Hutan Purbakala Kyoto akan Hidup dengan Cahaya dan Suara Interaktif

Salah satu keyakinan inti dari agama Shinto adalah bahwa keilahian ada di semua aspek lingkungan alam. Sementara itu, salah satu keyakinan inti dari wisatawan adalah bahwa jalan-jalan yang lebih menyenangkan jika anda tidak berkeringat. Untungnya, dua konsep ini akan berpadu indah sebagai bagian dari tampilan seni publik di salah satu kuil Shinto yang paling penting di Kyoto.


Group kreatif Jepang teamLab kembali dengan perpaduan interaktif emosi dan teknologi baru, dijadwalkan untuk dibuka musim panas ini di kuil Kamomioya yang berdekatan degnan hutan purba Tadasu no Mori. Sementara cuaca di ibukota kuno Jepang ini sangat panas selama bulan-bulan musim panas, pameran yang mereka lakukan baru akan dimulai kala malam hari, berarti orang-orang akan dapat menikmati pameran saat panas terik Kyoto mereda.

Segmen pertama dari dua bagian pameran berjudul Resonansi Pohon Kamomioya Jinja Tadasu no Mori. Sebagaimana pengunjung berjalan melalui hutan Warisan Dunia bersertifikat UNESCO, pohon akan menyala saat orang-orang mendekat. Disertai dengan suara halus terdengar, lampu akan berubah warna, pada gilirannya mempengaruhi warna dari orang di sekitar mereka, hampir seolah-olah seluruh hutan bernapas.

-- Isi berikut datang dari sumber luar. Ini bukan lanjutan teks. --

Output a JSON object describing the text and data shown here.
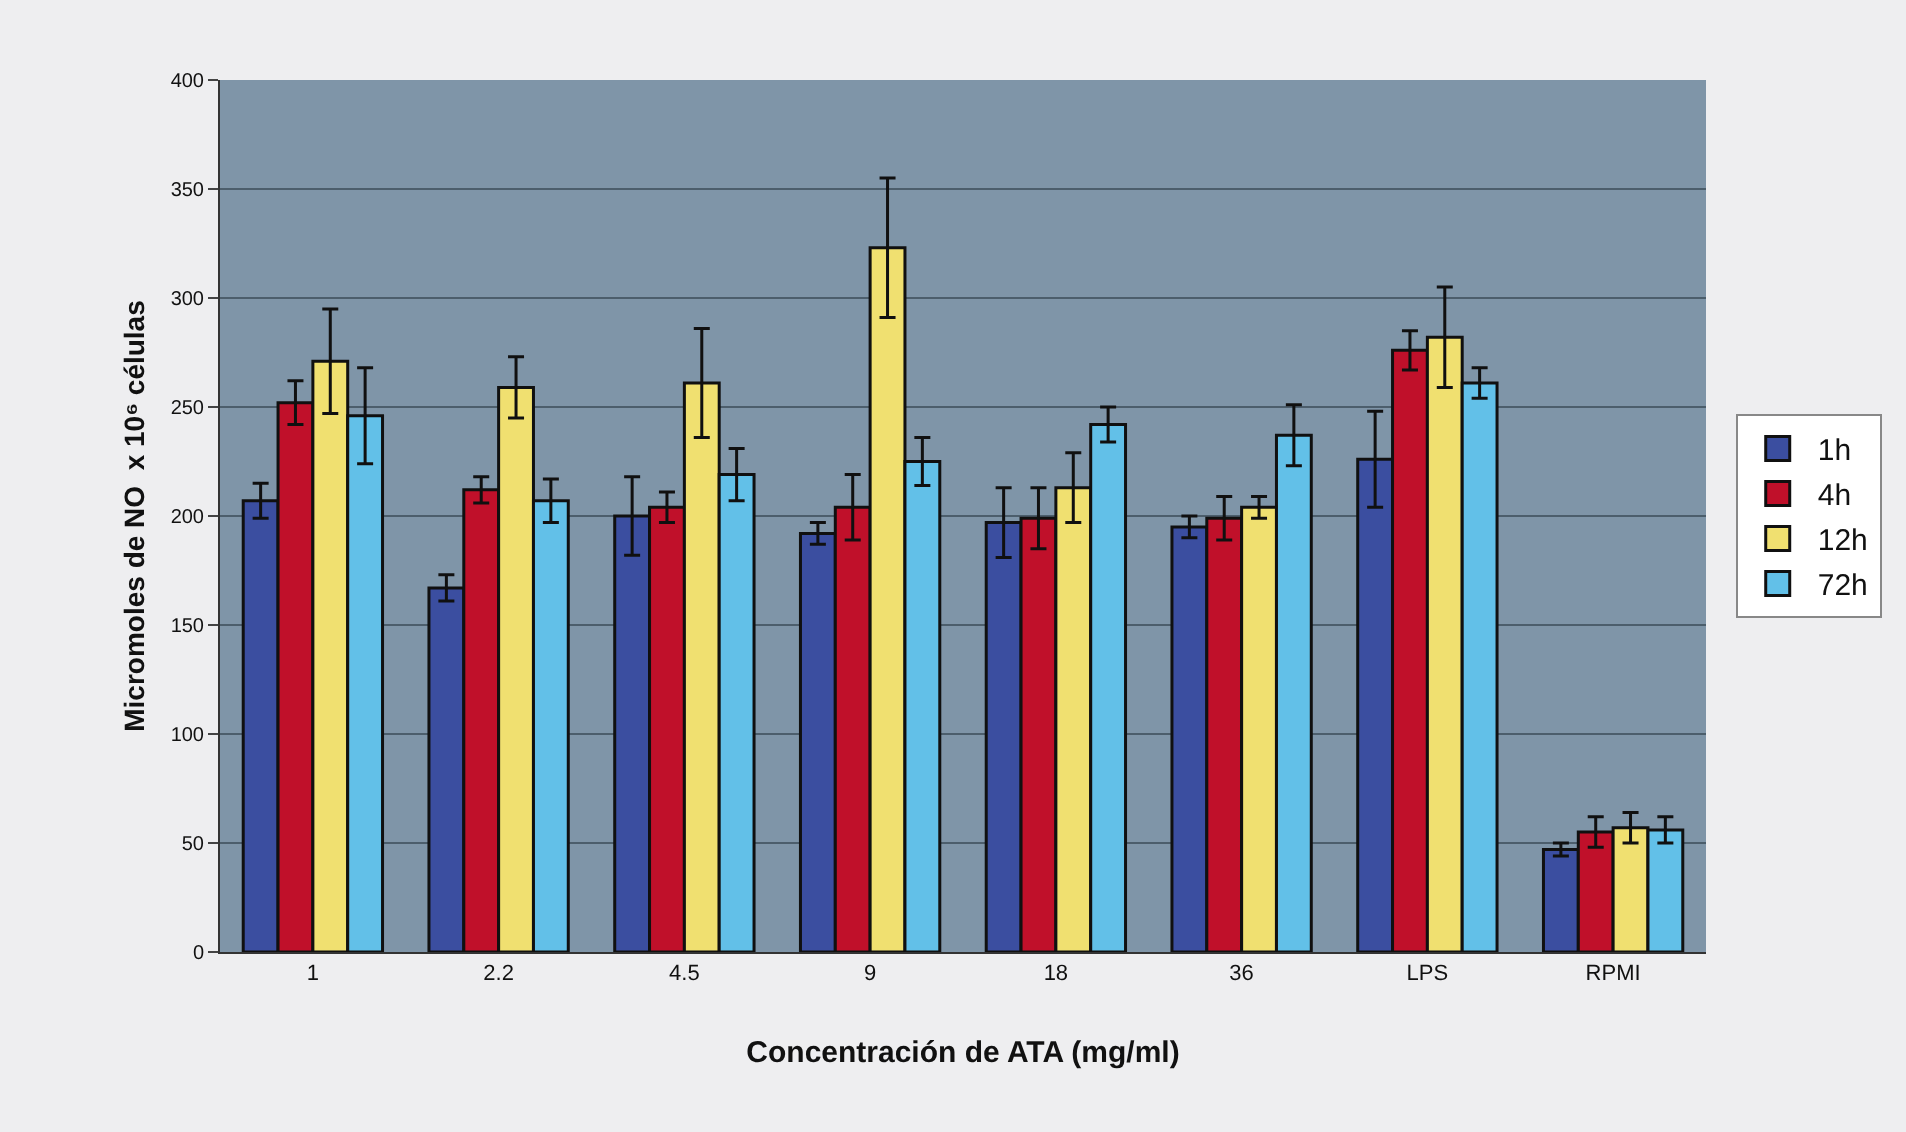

Setelah melewati kedua gerbang kuil, pengunjung akan menemukan diri mereka di daerah kedua, Resonating Spheres, di mana salah satu halaman kuil ini diisi dengan bola yang memancarkan cahaya dan suara ketika disentuh.

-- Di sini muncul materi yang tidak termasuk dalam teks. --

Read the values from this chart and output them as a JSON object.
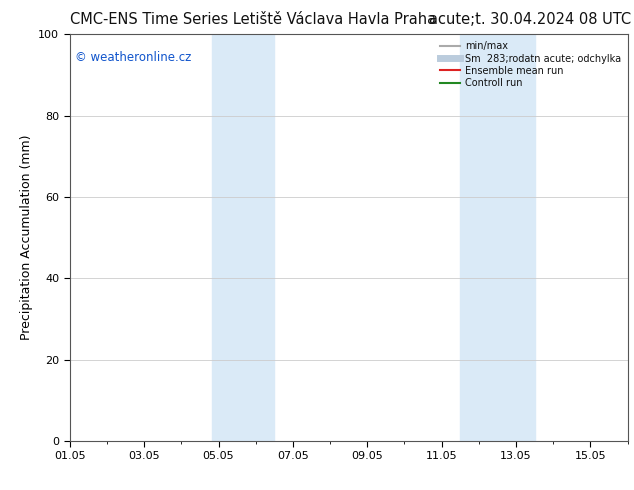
{
  "title_left": "CMC-ENS Time Series Letiště Václava Havla Praha",
  "title_right": "acute;t. 30.04.2024 08 UTC",
  "ylabel": "Precipitation Accumulation (mm)",
  "ylim": [
    0,
    100
  ],
  "yticks": [
    0,
    20,
    40,
    60,
    80,
    100
  ],
  "xtick_labels": [
    "01.05",
    "03.05",
    "05.05",
    "07.05",
    "09.05",
    "11.05",
    "13.05",
    "15.05"
  ],
  "xtick_positions": [
    0,
    2,
    4,
    6,
    8,
    10,
    12,
    14
  ],
  "xlim": [
    0,
    15
  ],
  "shaded_regions": [
    {
      "start": 3.833,
      "end": 5.5,
      "color": "#daeaf7"
    },
    {
      "start": 10.5,
      "end": 12.5,
      "color": "#daeaf7"
    }
  ],
  "watermark_text": "© weatheronline.cz",
  "watermark_color": "#1155cc",
  "legend_entries": [
    {
      "label": "min/max",
      "color": "#aaaaaa",
      "lw": 1.5
    },
    {
      "label": "Sm  283;rodatn acute; odchylka",
      "color": "#bbccdd",
      "lw": 5
    },
    {
      "label": "Ensemble mean run",
      "color": "#dd2222",
      "lw": 1.5
    },
    {
      "label": "Controll run",
      "color": "#228822",
      "lw": 1.5
    }
  ],
  "bg_color": "#ffffff",
  "grid_color": "#cccccc",
  "title_fontsize": 10.5,
  "label_fontsize": 9,
  "tick_fontsize": 8,
  "watermark_fontsize": 8.5
}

Pameran ini dijadwalkan untuk dibuka dari 17 sampai 31 Agustus. Untuk masuk dan menikmati semua anda tidak akan dikenakan biaya atau gratis, dan lampu akan mulai menyala dari pukul 18:00-21:30, yang berarti Anda dapat mampir sebelum atau setelah makan malam, jika anda berkesempatan mengunjungi Kyoto pada tanggal tersebut, tidak ada salahnya untuk mengunjungi Kuil Kamomiya? Itu akan menjadi kunjungan yang tak terlupakan.